Much as I hate to admit it, Charley was an exceptionally well-behaved dog. Although nearly as tall as Heather, the dog obeyed all instructions issued by her diminutive keeper. Head held high, Charley pranced along beside Heather when we walked, or sat with her narrow nose high in the air while we waited for lights to change at intersections.
Heather is a cute kid in her own right; always has been. Charley is a beautiful dog, and the two of them were a winning combination. Just like any ordinary regular uncle, I got a boot of pride out of the way passersby craned their necks to take a second look.
We spent some time window-shopping downtown and sauntering through the Saturday morning throngs at the Pike Place Market. I told myself I was just minding my grandmother-taking the time to stop and smell the flowers. Along the way, I picked up some groceries. With the gourmet cook Ralph Ames due to arrive the next day, I couldn't afford to be caught foodless in Seattle.
Back at Belltown Terrace, I said good-bye to Heather and Charley in the elevator, put away the groceries, then pic
ked up the phone and dialed Ashland, Oregon. Jeremy Todd Cartwright III, my recently acquired son-in-law, answered the phone.
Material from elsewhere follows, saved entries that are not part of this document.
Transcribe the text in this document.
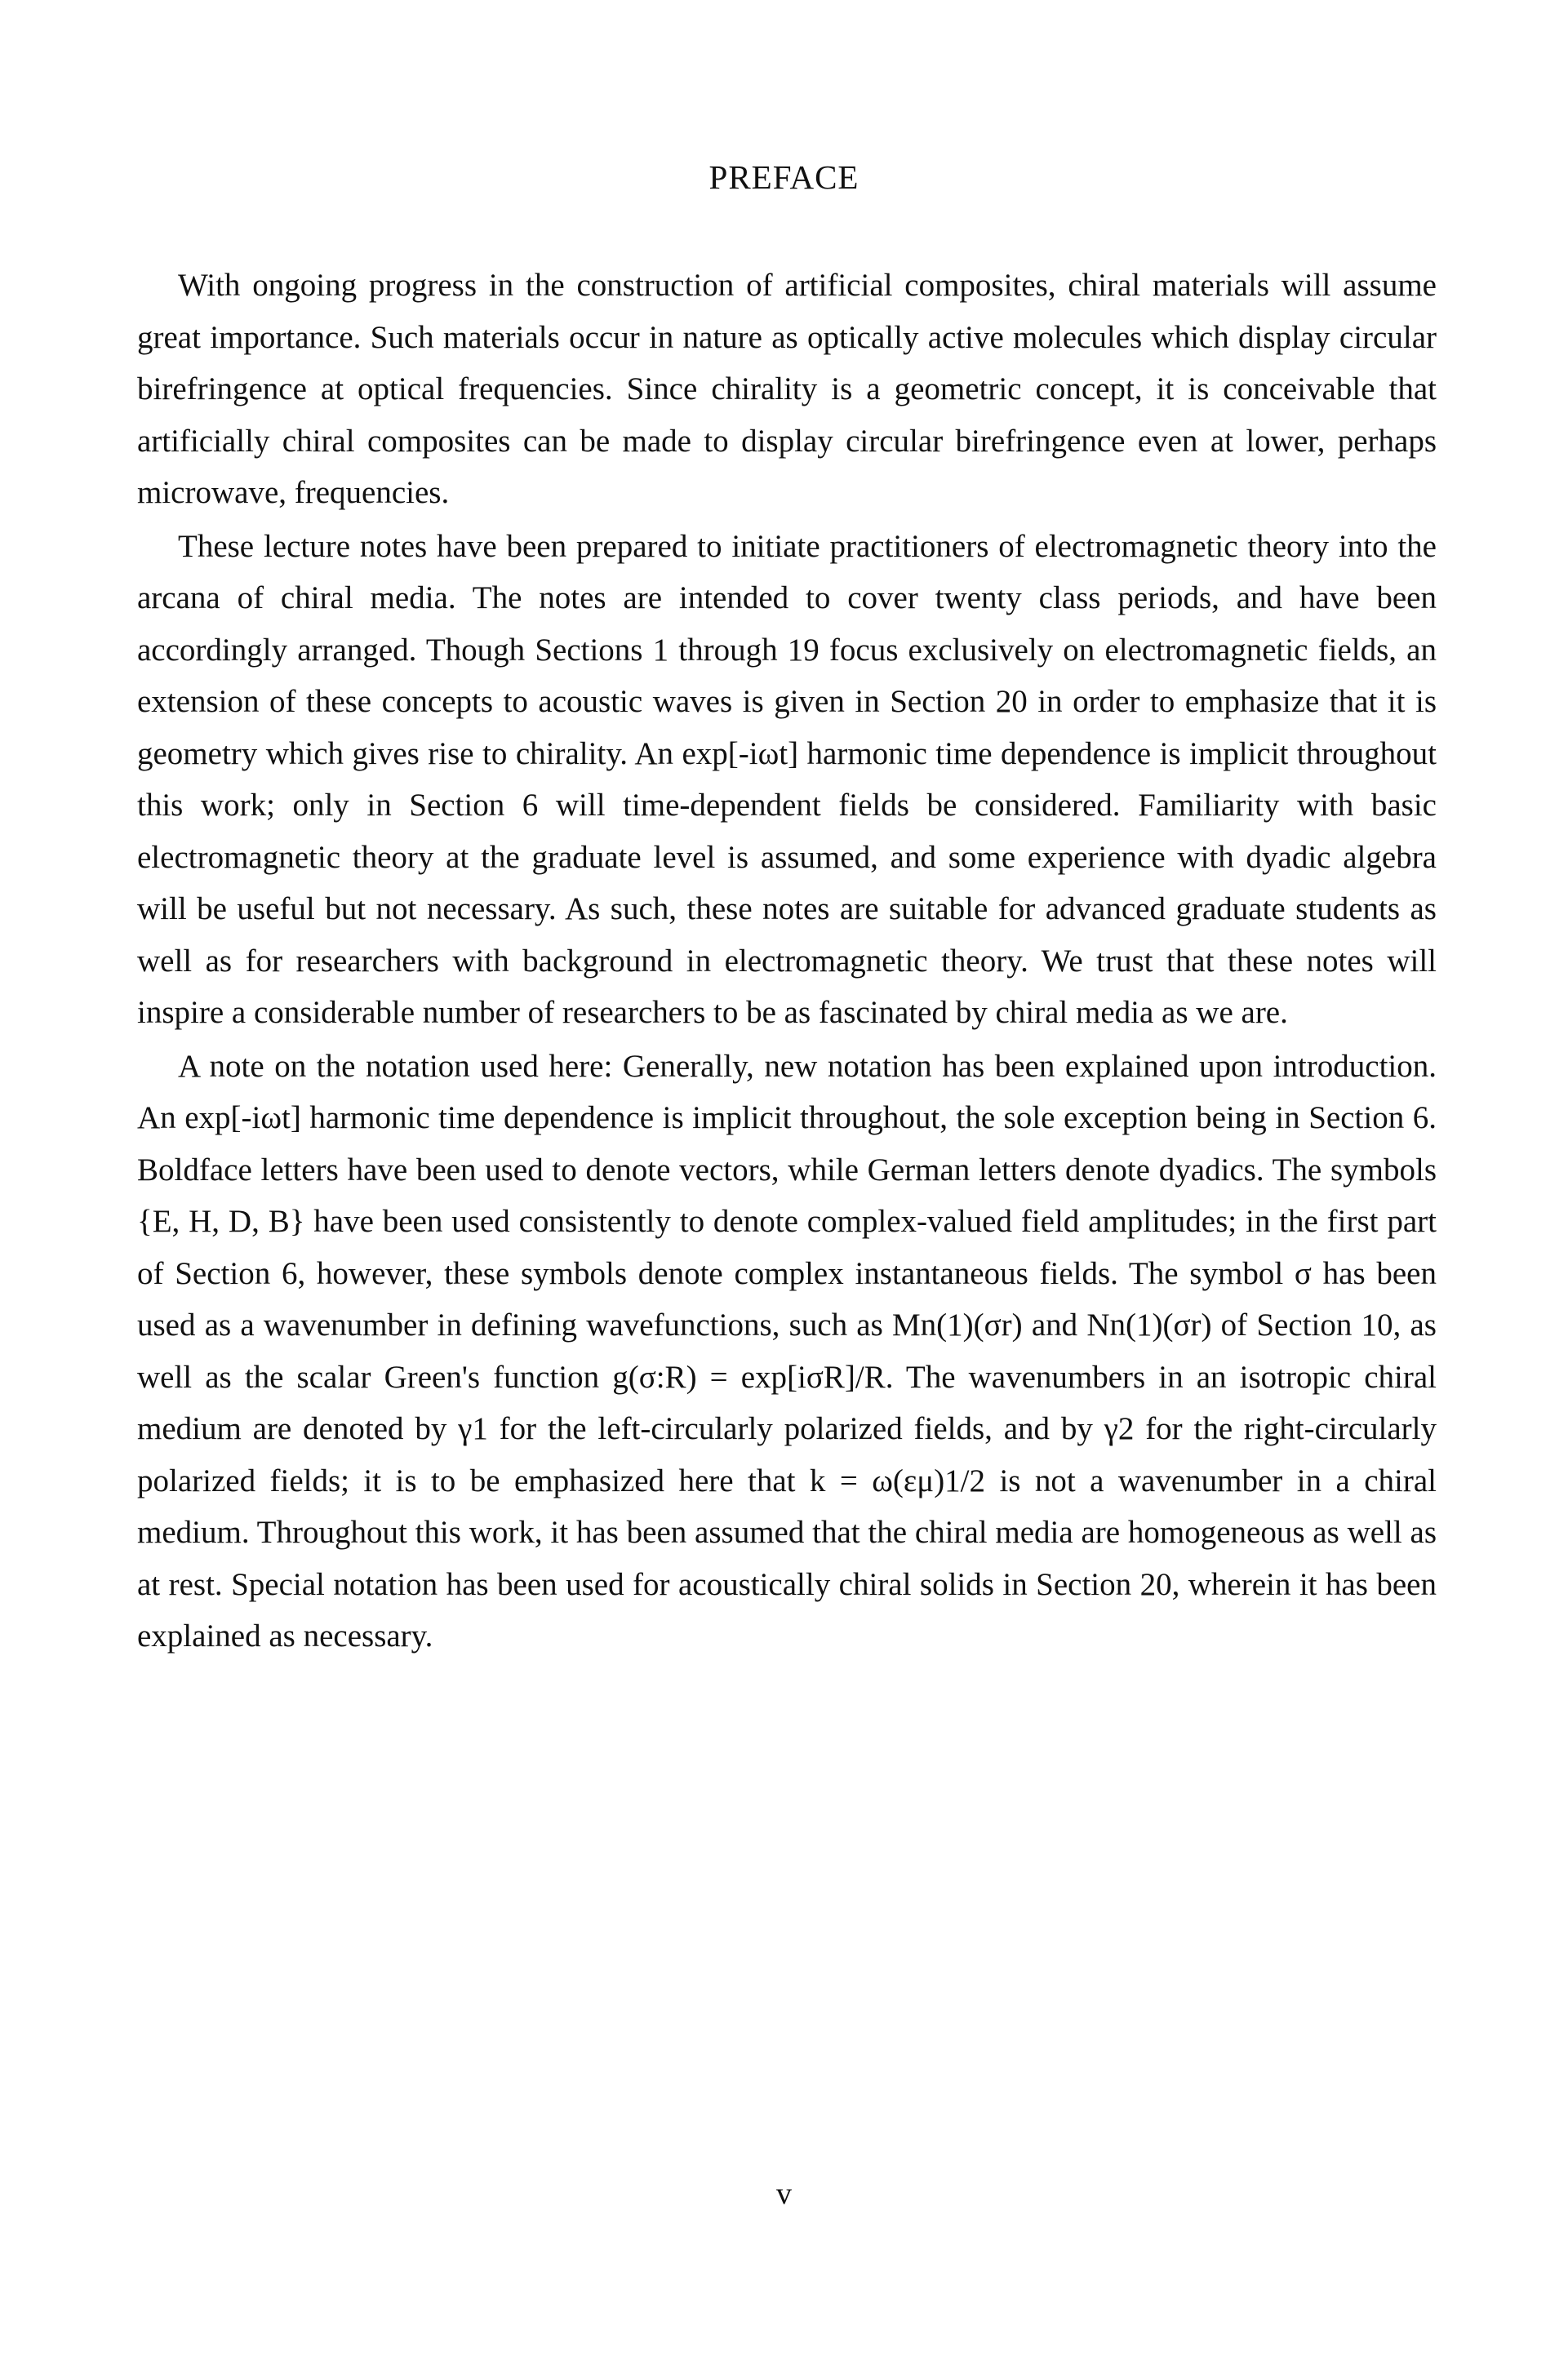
PREFACE

With ongoing progress in the construction of artificial composites, chiral materials will assume great importance. Such materials occur in nature as optically active molecules which display circular birefringence at optical frequencies. Since chirality is a geometric concept, it is conceivable that artificially chiral composites can be made to display circular birefringence even at lower, perhaps microwave, frequencies.

These lecture notes have been prepared to initiate practitioners of electromagnetic theory into the arcana of chiral media. The notes are intended to cover twenty class periods, and have been accordingly arranged. Though Sections 1 through 19 focus exclusively on electromagnetic fields, an extension of these concepts to acoustic waves is given in Section 20 in order to emphasize that it is geometry which gives rise to chirality. An exp[-iωt] harmonic time dependence is implicit throughout this work; only in Section 6 will time-dependent fields be considered. Familiarity with basic electromagnetic theory at the graduate level is assumed, and some experience with dyadic algebra will be useful but not necessary. As such, these notes are suitable for advanced graduate students as well as for researchers with background in electromagnetic theory. We trust that these notes will inspire a considerable number of researchers to be as fascinated by chiral media as we are.

A note on the notation used here: Generally, new notation has been explained upon introduction. An exp[-iωt] harmonic time dependence is implicit throughout, the sole exception being in Section 6. Boldface letters have been used to denote vectors, while German letters denote dyadics. The symbols {E, H, D, B} have been used consistently to denote complex-valued field amplitudes; in the first part of Section 6, however, these symbols denote complex instantaneous fields. The symbol σ has been used as a wavenumber in defining wavefunctions, such as Mn(1)(σr) and Nn(1)(σr) of Section 10, as well as the scalar Green's function g(σ:R) = exp[iσR]/R. The wavenumbers in an isotropic chiral medium are denoted by γ1 for the left-circularly polarized fields, and by γ2 for the right-circularly polarized fields; it is to be emphasized here that k = ω(εμ)1/2 is not a wavenumber in a chiral medium. Throughout this work, it has been assumed that the chiral media are homogeneous as well as at rest. Special notation has been used for acoustically chiral solids in Section 20, wherein it has been explained as necessary.

v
"Kelly's outside with the kids. Want me to go get her?"
Kelly runs a day-care center out of their newly remodeled home, so she is often "outside with the kids." One of those kids, Kayla-short for Karen Louise-is my only grandchild.
"Don't bother. I can talk to you. Do you and Kelly have any plans for Thanksgiving?"
Jeremy paused. "We had talked about going down to Cucamonga, to visit Dave and Karen, but Dave called the other day and says he doesn't think Karen will be up to having company."
Karen Livingston, my first wife and Kelly's mother, has been battling cancer for more than two years now. Dave, her second husband, is a good guy, one I've come to respect more and more over the years. But the fact that Karen didn't want company for Thanksgiving, not even her new granddaughter, was not good news.
"Besides," Jeremy added gloomily, "I'm not all that sure the old van would make it that far. The clutch may be on its last legs."
"How about coming up here?" I suggested.
"Kelly would probably like that, but I still don't know about the van making it over the passes between here and Eugene."
"Talk it over with her," I said. "I don't need an answer right this minute, but if you want to come, we can see about flying you up from Medford."
Jeremy's reply was interrupted by my call-waiting signal.
I make it a point not to switch calls when I'm on the phone with someone long distance. That seems rude to me. When call-interrupting starts buzzing in my ear, that's the time when I long for the good old days when a dialed telephone offered only one of three uncomplicated results-an answer, a busy signal, or no answer. Life was simpler back then, in more ways than one.
"…expensive?" Jeremy was asking, when I could hear him again.